We’ve all got them from one starter or another, and at some point many of us entertain starting Stormcast armies. What units in their book deliver, and which are doomed to remain bare-grey plastic?
Whether from magazine freebies, halves of starters, or just personal affection, a great many competitive Age of Sigmar players end up with at least a handful of Sigmar’s chosen kicking around our collections. With such an elite army, point-cost-wise, it can often be surprising how close to a valid list these small collections can be. For that reason, this week’s over/under is taking a look at which of these units might make a foundation for your prospective new side project, and which should probably just become canvases for your kid’s painting practice.

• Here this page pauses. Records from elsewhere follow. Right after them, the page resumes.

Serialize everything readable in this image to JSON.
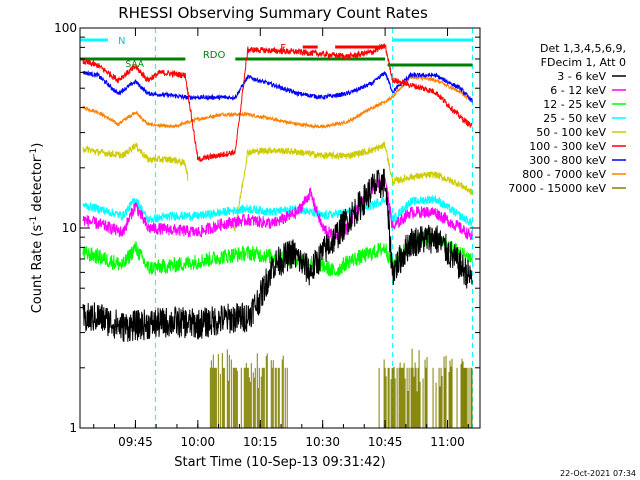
{
  "chart_data": {
    "type": "line",
    "title": "RHESSI Observing Summary Count Rates",
    "xlabel": "Start Time (10-Sep-13 09:31:42)",
    "ylabel_main": "Count Rate (s",
    "ylabel_sup": "-1",
    "ylabel_tail": " detector",
    "ylabel_end": ")",
    "y_scale": "log",
    "ylim": [
      1,
      100
    ],
    "xlim": [
      9.528,
      11.13
    ],
    "x_ticks": [
      {
        "label": "09:45",
        "value": 9.75
      },
      {
        "label": "10:00",
        "value": 10.0
      },
      {
        "label": "10:15",
        "value": 10.25
      },
      {
        "label": "10:30",
        "value": 10.5
      },
      {
        "label": "10:45",
        "value": 10.75
      },
      {
        "label": "11:00",
        "value": 11.0
      }
    ],
    "y_ticks": [
      {
        "label": "1",
        "value": 1
      },
      {
        "label": "10",
        "value": 10
      },
      {
        "label": "100",
        "value": 100
      }
    ],
    "legend": {
      "placement": "right",
      "header": [
        "Det 1,3,4,5,6,9,",
        "FDecim 1, Att 0"
      ],
      "items": [
        {
          "label": "3 - 6 keV",
          "color": "#000000"
        },
        {
          "label": "6 - 12 keV",
          "color": "#ff00ff"
        },
        {
          "label": "12 - 25 keV",
          "color": "#00ff00"
        },
        {
          "label": "25 - 50 keV",
          "color": "#00ffff"
        },
        {
          "label": "50 - 100 keV",
          "color": "#cccc00"
        },
        {
          "label": "100 - 300 keV",
          "color": "#ff0000"
        },
        {
          "label": "300 - 800 keV",
          "color": "#0000ff"
        },
        {
          "label": "800 - 7000 keV",
          "color": "#ff8000"
        },
        {
          "label": "7000 - 15000 keV",
          "color": "#808000"
        }
      ]
    },
    "annotations": {
      "night_label": "N",
      "flare_label": "F",
      "saa_label": "SAA",
      "rdo_label": "RDO",
      "timestamp": "22-Oct-2021 07:34"
    },
    "segments": {
      "night": [
        [
          9.528,
          9.64
        ],
        [
          10.78,
          11.1
        ]
      ],
      "flare": [
        [
          10.42,
          10.48
        ],
        [
          10.55,
          10.72
        ],
        [
          10.7,
          10.75
        ]
      ],
      "rdo": [
        [
          9.528,
          9.95
        ],
        [
          10.15,
          10.75
        ],
        [
          10.76,
          11.1
        ]
      ],
      "saa": [
        [
          9.64,
          9.85
        ]
      ],
      "cyan_vlines": [
        9.83,
        10.78,
        11.1
      ]
    },
    "series": [
      {
        "name": "3 - 6 keV",
        "color": "#000000",
        "noise": 0.18,
        "dots": true,
        "points": [
          [
            9.54,
            3.5
          ],
          [
            9.6,
            3.6
          ],
          [
            9.7,
            3.2
          ],
          [
            9.8,
            3.3
          ],
          [
            9.9,
            3.4
          ],
          [
            10.0,
            3.3
          ],
          [
            10.1,
            3.5
          ],
          [
            10.2,
            3.6
          ],
          [
            10.25,
            4.5
          ],
          [
            10.3,
            6.5
          ],
          [
            10.38,
            7.5
          ],
          [
            10.45,
            6
          ],
          [
            10.5,
            7.5
          ],
          [
            10.55,
            9
          ],
          [
            10.6,
            11
          ],
          [
            10.65,
            13
          ],
          [
            10.7,
            16
          ],
          [
            10.75,
            17
          ],
          [
            10.78,
            6
          ],
          [
            10.85,
            8.5
          ],
          [
            10.95,
            9
          ],
          [
            11.05,
            6.5
          ],
          [
            11.1,
            5.5
          ]
        ],
        "gaps": [
          [
            9.528,
            9.95
          ],
          [
            10.15,
            10.25
          ]
        ]
      },
      {
        "name": "6 - 12 keV",
        "color": "#ff00ff",
        "noise": 0.07,
        "points": [
          [
            9.54,
            11
          ],
          [
            9.6,
            10.5
          ],
          [
            9.7,
            9.5
          ],
          [
            9.75,
            13
          ],
          [
            9.8,
            10
          ],
          [
            9.9,
            9.8
          ],
          [
            10.0,
            9.5
          ],
          [
            10.1,
            10.5
          ],
          [
            10.2,
            11
          ],
          [
            10.3,
            10.5
          ],
          [
            10.4,
            12
          ],
          [
            10.45,
            15
          ],
          [
            10.5,
            10
          ],
          [
            10.55,
            9
          ],
          [
            10.6,
            10
          ],
          [
            10.65,
            13
          ],
          [
            10.7,
            16
          ],
          [
            10.75,
            18
          ],
          [
            10.78,
            10
          ],
          [
            10.85,
            12
          ],
          [
            10.95,
            12
          ],
          [
            11.05,
            10
          ],
          [
            11.1,
            9
          ]
        ]
      },
      {
        "name": "12 - 25 keV",
        "color": "#00ff00",
        "noise": 0.09,
        "points": [
          [
            9.54,
            7.5
          ],
          [
            9.6,
            7.2
          ],
          [
            9.7,
            6.5
          ],
          [
            9.75,
            8
          ],
          [
            9.8,
            6.3
          ],
          [
            9.9,
            6.5
          ],
          [
            10.0,
            6.8
          ],
          [
            10.1,
            7.2
          ],
          [
            10.2,
            7.5
          ],
          [
            10.3,
            7.2
          ],
          [
            10.4,
            7
          ],
          [
            10.5,
            6.5
          ],
          [
            10.55,
            6
          ],
          [
            10.6,
            6.8
          ],
          [
            10.7,
            7.5
          ],
          [
            10.75,
            8
          ],
          [
            10.78,
            6.5
          ],
          [
            10.85,
            8.5
          ],
          [
            10.95,
            9
          ],
          [
            11.05,
            7.5
          ],
          [
            11.1,
            7
          ]
        ]
      },
      {
        "name": "25 - 50 keV",
        "color": "#00ffff",
        "noise": 0.05,
        "points": [
          [
            9.54,
            13
          ],
          [
            9.6,
            12.5
          ],
          [
            9.7,
            11.5
          ],
          [
            9.75,
            14
          ],
          [
            9.8,
            11
          ],
          [
            9.9,
            11.5
          ],
          [
            10.0,
            11.5
          ],
          [
            10.1,
            12
          ],
          [
            10.2,
            12.5
          ],
          [
            10.3,
            12
          ],
          [
            10.4,
            12.5
          ],
          [
            10.5,
            11.5
          ],
          [
            10.6,
            12
          ],
          [
            10.7,
            13
          ],
          [
            10.75,
            14
          ],
          [
            10.78,
            11
          ],
          [
            10.85,
            13.5
          ],
          [
            10.95,
            14
          ],
          [
            11.05,
            11.5
          ],
          [
            11.1,
            10.5
          ]
        ]
      },
      {
        "name": "50 - 100 keV",
        "color": "#cccc00",
        "noise": 0.04,
        "points": [
          [
            9.54,
            25
          ],
          [
            9.6,
            24
          ],
          [
            9.7,
            23
          ],
          [
            9.75,
            26
          ],
          [
            9.8,
            22
          ],
          [
            9.9,
            22
          ],
          [
            9.95,
            21
          ],
          [
            10.0,
            9.5
          ],
          [
            10.15,
            10
          ],
          [
            10.2,
            24
          ],
          [
            10.3,
            24.5
          ],
          [
            10.4,
            24
          ],
          [
            10.5,
            23
          ],
          [
            10.6,
            23
          ],
          [
            10.7,
            24.5
          ],
          [
            10.75,
            26
          ],
          [
            10.78,
            17
          ],
          [
            10.85,
            18
          ],
          [
            10.95,
            18.5
          ],
          [
            11.05,
            16.5
          ],
          [
            11.1,
            15
          ]
        ],
        "gaps": [
          [
            9.96,
            10.14
          ]
        ]
      },
      {
        "name": "100 - 300 keV",
        "color": "#ff0000",
        "noise": 0.035,
        "points": [
          [
            9.54,
            68
          ],
          [
            9.6,
            65
          ],
          [
            9.68,
            55
          ],
          [
            9.75,
            64
          ],
          [
            9.8,
            55
          ],
          [
            9.85,
            60
          ],
          [
            9.95,
            58
          ],
          [
            10.0,
            22
          ],
          [
            10.15,
            24
          ],
          [
            10.2,
            78
          ],
          [
            10.3,
            77
          ],
          [
            10.4,
            76
          ],
          [
            10.5,
            74
          ],
          [
            10.6,
            72
          ],
          [
            10.7,
            76
          ],
          [
            10.75,
            82
          ],
          [
            10.78,
            55
          ],
          [
            10.85,
            52
          ],
          [
            10.95,
            48
          ],
          [
            11.05,
            36
          ],
          [
            11.1,
            32
          ]
        ]
      },
      {
        "name": "300 - 800 keV",
        "color": "#0000ff",
        "noise": 0.025,
        "points": [
          [
            9.54,
            60
          ],
          [
            9.6,
            58
          ],
          [
            9.68,
            47
          ],
          [
            9.75,
            54
          ],
          [
            9.8,
            47
          ],
          [
            9.9,
            46
          ],
          [
            9.95,
            45
          ],
          [
            10.0,
            45
          ],
          [
            10.15,
            45
          ],
          [
            10.2,
            57
          ],
          [
            10.3,
            52
          ],
          [
            10.4,
            47
          ],
          [
            10.5,
            45
          ],
          [
            10.6,
            47
          ],
          [
            10.7,
            53
          ],
          [
            10.75,
            60
          ],
          [
            10.78,
            48
          ],
          [
            10.85,
            58
          ],
          [
            10.95,
            58
          ],
          [
            11.05,
            50
          ],
          [
            11.1,
            43
          ]
        ]
      },
      {
        "name": "800 - 7000 keV",
        "color": "#ff8000",
        "noise": 0.02,
        "points": [
          [
            9.54,
            40
          ],
          [
            9.6,
            38
          ],
          [
            9.68,
            33
          ],
          [
            9.75,
            38
          ],
          [
            9.8,
            33
          ],
          [
            9.9,
            32
          ],
          [
            10.0,
            35
          ],
          [
            10.1,
            37
          ],
          [
            10.2,
            37
          ],
          [
            10.3,
            35
          ],
          [
            10.4,
            33
          ],
          [
            10.5,
            32
          ],
          [
            10.6,
            34
          ],
          [
            10.7,
            40
          ],
          [
            10.75,
            43
          ],
          [
            10.78,
            45
          ],
          [
            10.85,
            57
          ],
          [
            10.95,
            55
          ],
          [
            11.05,
            48
          ],
          [
            11.1,
            43
          ]
        ]
      },
      {
        "name": "7000 - 15000 keV",
        "color": "#808000",
        "noise": 0.0,
        "bars": true,
        "points": [
          [
            10.05,
            2
          ],
          [
            10.1,
            1.8
          ],
          [
            10.2,
            2
          ],
          [
            10.3,
            1.5
          ],
          [
            10.78,
            3
          ],
          [
            10.82,
            2.5
          ],
          [
            10.86,
            2
          ],
          [
            10.95,
            2
          ],
          [
            11.05,
            2
          ],
          [
            11.1,
            2
          ]
        ]
      }
    ]
  }
}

Stormcast, under ideal circumstances, are already a tricky army to utilize competitively. Victims of an earlier 2nd Edition Battletome, they just don’t have a wealth of efficiency needed to overcome their low model counts. That doesn’t mean they cannot perform well, however it does mean you need to really cherry-pick winners from losers if you hope for competitive wins.
A surprise to few, but even after point adjustments, Evocators are undeniably excellent in a Stormcast army, and dare I say are “auto-include” in any list that isn’t adhering to a very specific theme. While a pricey unit, their sometimes shocking (pun absolutely intended) offense can still single-handedly win games.

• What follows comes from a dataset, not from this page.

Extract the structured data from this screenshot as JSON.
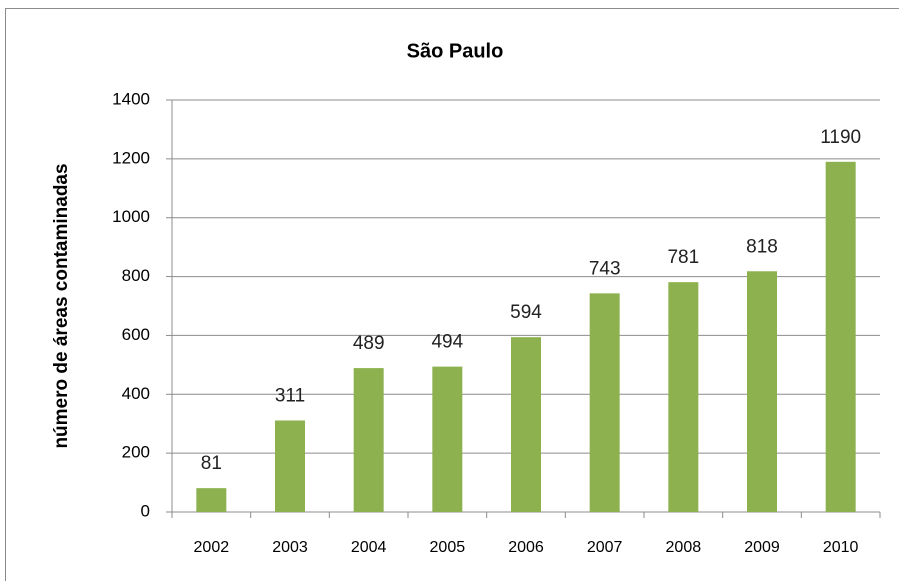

Coming in at 220pts for five models, these units work due to a combination of obvious and less obvious factors. Grandstaves should unquestionably be your weapon of choice, and thanks to an in-built buff in the form of the Empower spell, this unit is particularly threatening to hordes with lower armor saves. Their damage profile is surprisingly solid considering it represents only a fraction of their true potential.
Celestial Lightning Arc provides a token defense boost that helps as the unit makes its way across the table, but then almost casually references some amazing offensive tricks. After this unit fights (meaning in either turn), players choose an enemy unit within 3” and roll two dice per Evocator in the unit (who themselves do NOT need to be in range). For each 4+ rolled this unit takes a Mortal wound. That is both excellent for functionally being auto-hitting, 4+ mortal wounding attacks, but the flexibility it affords it terrific, letting units of Evocators big or small, do genuine work to any target.

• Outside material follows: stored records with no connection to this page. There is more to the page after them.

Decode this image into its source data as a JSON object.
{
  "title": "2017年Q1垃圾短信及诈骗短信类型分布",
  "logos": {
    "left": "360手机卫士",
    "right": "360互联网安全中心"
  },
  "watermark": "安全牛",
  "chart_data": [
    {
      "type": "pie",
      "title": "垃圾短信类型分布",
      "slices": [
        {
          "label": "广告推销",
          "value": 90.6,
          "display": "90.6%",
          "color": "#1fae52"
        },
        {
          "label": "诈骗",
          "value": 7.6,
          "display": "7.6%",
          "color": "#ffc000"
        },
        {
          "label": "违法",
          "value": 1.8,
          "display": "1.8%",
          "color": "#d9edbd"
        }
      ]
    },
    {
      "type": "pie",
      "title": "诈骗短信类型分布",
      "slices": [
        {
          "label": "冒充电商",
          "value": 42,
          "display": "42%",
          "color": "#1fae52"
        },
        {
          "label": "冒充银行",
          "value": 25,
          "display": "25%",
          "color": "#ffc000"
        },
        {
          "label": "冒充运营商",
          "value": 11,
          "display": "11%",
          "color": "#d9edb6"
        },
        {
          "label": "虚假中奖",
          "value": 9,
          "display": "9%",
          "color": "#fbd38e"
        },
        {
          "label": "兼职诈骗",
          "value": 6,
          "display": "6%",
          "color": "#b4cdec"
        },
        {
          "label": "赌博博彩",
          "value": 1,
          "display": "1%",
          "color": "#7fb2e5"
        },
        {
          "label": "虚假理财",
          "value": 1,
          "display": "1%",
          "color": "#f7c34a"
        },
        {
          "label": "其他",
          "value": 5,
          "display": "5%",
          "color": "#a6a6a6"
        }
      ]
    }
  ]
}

In lists this small you can ill afford bad match-ups, and Evocators essentially have no target they cannot provide value against. Their immobility can be troublesome outside of a few cheeky teleportation combos, but in this army they will rarely be pieces which disappoint you.
In a three way tie for most under-performing Stormcast unit, comes the poop-kit that makes all three units. Truly a cursed box, this one kit is able to make all three units, each terrible, and one you should likely never field in a competitive setting.
I am rarely outright disappointed in units, feeling that some just hold better places in casual play, but these units are somehow so terrible that they beat back my usual optimism. Coming in at between 180-200pts, these units are outshined in every regard by other units, fulfilling no role particularly well, but being less flexible than the Evocators above.
Most of their premium pricing comes from the possibility that you will always take the maximum number of Starsoul Maces (which you absolutely must do if you have any hope of making these units do anything at all). These weapons, which are allowed on two for each five models in a unit, ignore conventional rolling for attacks, instead doing an average of two mortal wounds per model. This is already significantly worse than Evocators, offensively, and turns the non-Mace models in the unit into even weaker ablative wounds for their better armed friends.
Frustratingly, it isn’t only that they compare poorly to the book’s best unit, but rather against all units they prove poor. Liberators make up (relatively) cheap battleline units that point for point prove more durable while also giving you more possible bodies. Their “Lay Low the Tyrant” even makes them comparable monster-hunters. Meanwhile Sequitors comparatively out-damage these units for nearly 30% fewer points.
Optimizing your lists can be an experience that, depending on perspective, ranges from turning you into “that guy” when you already have a great battletome, to being mandatory for anything outside of a fluffy game. Stormcast are very much the later, requiring one to truly avoid trap units, of which there are a surprising amount.